722px-Trionfo_della_morte,_già_a_palazzo_sclafani,_galleria_regionale_di_Palazzo_Abbatellis,_palermo_(1446)_,_affresco_staccatoDavid Stuckler è un economista specializzato in salute pubblica e insegna sociologia all’Università di Oxford. Sanjay Basu è professore di medicina ed epidemiologo all’Università di Stanford. I due hanno pubblicato L’economia che uccide (Rizzoli, 2013), una sorta di atto d’accusa delle politiche di austerità che imperversano nel Vecchio Continente.

Secondo Stuckler e Basu, l’economia può uccidere la gente quando la politica smette di comportarsi responsabilmente e lascia le redini del potere agli strati sociali che si arricchiscono sulle altrui disgrazie, che ingrassano a spese della salute della stragrande maggioranza della popolazione. Arricchirsi sulla pelle degli altri è qui più che una metafora: la crisi economica, sostengono Stuckler e Basu, rischia sempre di compromettere la salute fisica e psichica di molta gente se i governi non sono in grado di piegare l’economia agli interessi generali di un Paese. Gli «interessi generali di un Paese» ovviamente (?) sono gli interessi delle classi dominanti, ma non ditelo agli autori del libro in questione: potrebbero prendervi per dei paranoici vittime della crisi economica.

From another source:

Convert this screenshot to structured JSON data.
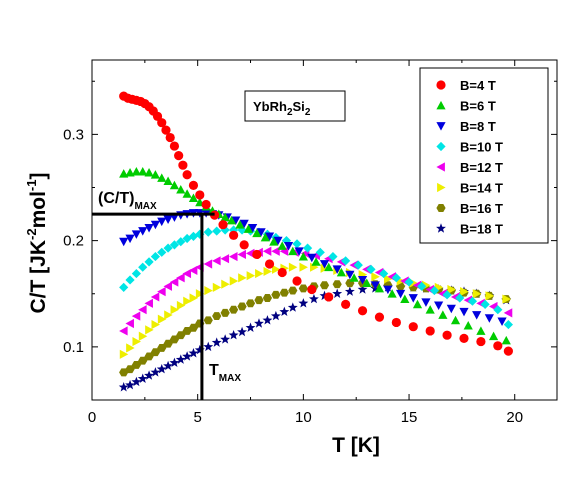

Secondo la rivista medica Lancet, che il 27 marzo 2013 ha pubblicato un numero speciale dedicato ai «costi umani» della crisi economica (Financial crisis, austerity, and health in Europe), un aumento dell’1 per cento della disoccupazione provoca una crescita di suicidi e omicidi apprezzabile statisticamente, mentre un balzo del 3 per cento si traduce in più morti per alcolismo. La capacità della scienza di tradurre in cifre ogni fenomeno sociale è davvero ammirevole, non trovate? Faccio dell’ironia antipositivista? Naturalmente. E cito questa vera e propria perla, per legittima difesa: «I rapporti tra gli interessi e gli animi, le vere relazioni tra gli individui, sono ancora da creare fra noi dalle fondamenta, e il suicidio è solo uno dei mille sintomi della generale lotta sociale permanente in atto, da cui tanti combattenti si ritirano perché stanchi di stare fra le vittime, o perché si ribellano all’idea di guadagnarsi un posto d’onore fra i carnefici» (K. Marx, Peuchet: del suicidio, 1846).

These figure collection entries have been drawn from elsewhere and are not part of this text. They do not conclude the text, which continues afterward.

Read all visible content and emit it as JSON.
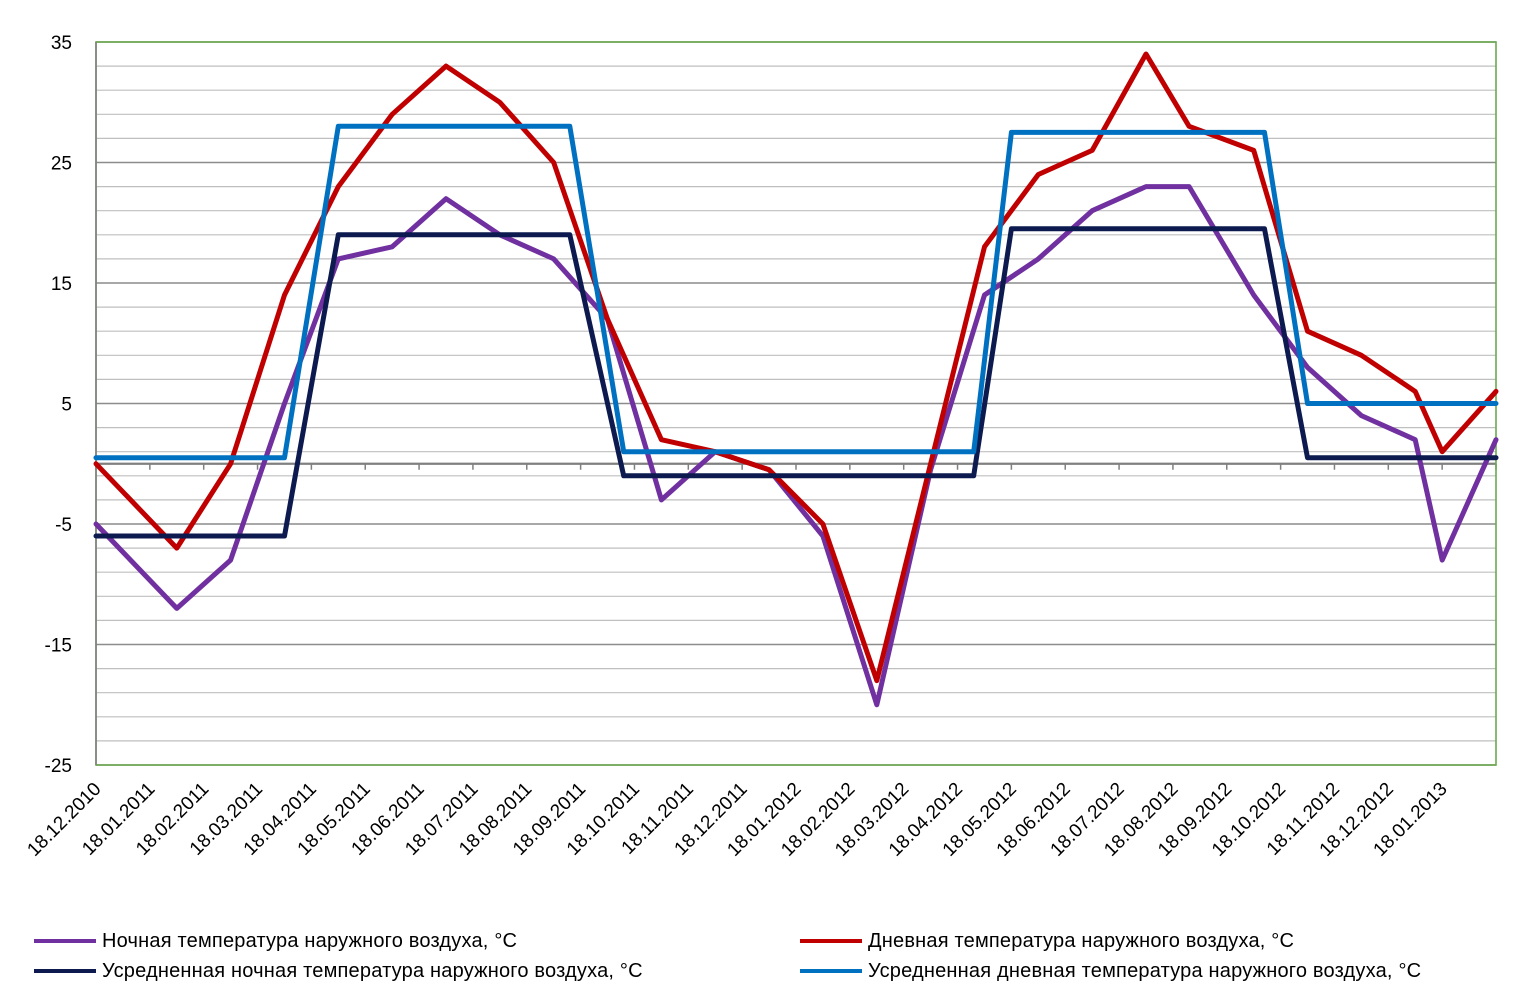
{
  "chart_data": {
    "type": "line",
    "title": "",
    "xlabel": "",
    "ylabel": "",
    "ylim": [
      -25,
      35
    ],
    "yticks": [
      35,
      25,
      15,
      5,
      -5,
      -15,
      -25
    ],
    "ytick_labels": [
      "35",
      "25",
      "15",
      "5",
      "-5",
      "-15",
      "-25"
    ],
    "categories": [
      "18.12.2010",
      "18.01.2011",
      "18.02.2011",
      "18.03.2011",
      "18.04.2011",
      "18.05.2011",
      "18.06.2011",
      "18.07.2011",
      "18.08.2011",
      "18.09.2011",
      "18.10.2011",
      "18.11.2011",
      "18.12.2011",
      "18.01.2012",
      "18.02.2012",
      "18.03.2012",
      "18.04.2012",
      "18.05.2012",
      "18.06.2012",
      "18.07.2012",
      "18.08.2012",
      "18.09.2012",
      "18.10.2012",
      "18.11.2012",
      "18.12.2012",
      "18.01.2013"
    ],
    "grid": true,
    "legend_position": "bottom",
    "series": [
      {
        "name": "Ночная температура  наружного воздуха, °С",
        "color": "#7030A0",
        "points": [
          [
            0,
            -5
          ],
          [
            1.5,
            -12
          ],
          [
            2.5,
            -8
          ],
          [
            3.5,
            5
          ],
          [
            4.5,
            17
          ],
          [
            5.5,
            18
          ],
          [
            6.5,
            22
          ],
          [
            7.5,
            19
          ],
          [
            8.5,
            17
          ],
          [
            9.5,
            12
          ],
          [
            10.5,
            -3
          ],
          [
            11.5,
            1
          ],
          [
            12.5,
            -0.5
          ],
          [
            13.5,
            -6
          ],
          [
            14.5,
            -20
          ],
          [
            15.5,
            -0.5
          ],
          [
            16.5,
            14
          ],
          [
            17.5,
            17
          ],
          [
            18.5,
            21
          ],
          [
            19.5,
            23
          ],
          [
            20.3,
            23
          ],
          [
            21.5,
            14
          ],
          [
            22.5,
            8
          ],
          [
            23.5,
            4
          ],
          [
            24.5,
            2
          ],
          [
            25,
            -8
          ],
          [
            26,
            2
          ]
        ]
      },
      {
        "name": "Дневная температура  наружного воздуха, °С",
        "color": "#C00000",
        "points": [
          [
            0,
            0
          ],
          [
            1.5,
            -7
          ],
          [
            2.5,
            0
          ],
          [
            3.5,
            14
          ],
          [
            4.5,
            23
          ],
          [
            5.5,
            29
          ],
          [
            6.5,
            33
          ],
          [
            7.5,
            30
          ],
          [
            8.5,
            25
          ],
          [
            9.5,
            12
          ],
          [
            10.5,
            2
          ],
          [
            11.5,
            1
          ],
          [
            12.5,
            -0.5
          ],
          [
            13.5,
            -5
          ],
          [
            14.5,
            -18
          ],
          [
            15.5,
            0
          ],
          [
            16.5,
            18
          ],
          [
            17.5,
            24
          ],
          [
            18.5,
            26
          ],
          [
            19.5,
            34
          ],
          [
            20.3,
            28
          ],
          [
            21.5,
            26
          ],
          [
            22.5,
            11
          ],
          [
            23.5,
            9
          ],
          [
            24.5,
            6
          ],
          [
            25,
            1
          ],
          [
            26,
            6
          ]
        ]
      },
      {
        "name": "Усредненная ночная температура  наружного воздуха, °С",
        "color": "#0C1A4F",
        "points": [
          [
            0,
            -6
          ],
          [
            3.5,
            -6
          ],
          [
            4.5,
            19
          ],
          [
            8.8,
            19
          ],
          [
            9.8,
            -1
          ],
          [
            16.3,
            -1
          ],
          [
            17,
            19.5
          ],
          [
            21.7,
            19.5
          ],
          [
            22.5,
            0.5
          ],
          [
            26,
            0.5
          ]
        ]
      },
      {
        "name": "Усредненная дневная температура  наружного воздуха, °С",
        "color": "#0070C0",
        "points": [
          [
            0,
            0.5
          ],
          [
            3.5,
            0.5
          ],
          [
            4.5,
            28
          ],
          [
            8.8,
            28
          ],
          [
            9.8,
            1
          ],
          [
            16.3,
            1
          ],
          [
            17,
            27.5
          ],
          [
            21.7,
            27.5
          ],
          [
            22.5,
            5
          ],
          [
            26,
            5
          ]
        ]
      }
    ]
  }
}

In Grecia, scrive Lancet, la diffusione dell’Hiv e persino la malaria risultano in crescita, mentre i suicidi sono aumentati del 40%; le malattie mentali risultano in crescita sia in Grecia che in Spagna; ma anche in Inghilterra, gli esperti hanno stimato in almeno mille le vittime della crisi dal 2008 al 2010, e da allora la situazione non ha fatto che peggiorare. Martin McKee della London School of Hygiene spiega: «Le misure di austerità non hanno risolto i problemi economici e hanno creato gravi problemi sanitari; le persone devono poter sperare che il loro governo li aiuterà nel momento del bisogno». Invece accade esattamente il contrario, e McKee si vede costretto a denunciare «un chiaro problema di negazione delle conseguenze sanitarie della crisi, nonostante siano molto evidenti. La Commissione europea ha l’obbligo statutario di occuparsi degli effetti sulla salute delle proprie politiche ma non ha prodotto alcun accertamento riguardo a ciò che hanno prodotto le misure di austerità imposte dalla troika». Unico dato positivo, nota Lancet, è il calo degli incidenti stradali, in conseguenza  di un maggior uso dei trasporti pubblici. Gli operai delle fabbriche automobilistiche devono dunque preoccuparsi per quest’ultima “evidenza scientifica” (meno automobili in circolazione, meno incidenti stradali)? Nel Capitalismo la metaforica coperta è sempre corta, non c’è dubbio.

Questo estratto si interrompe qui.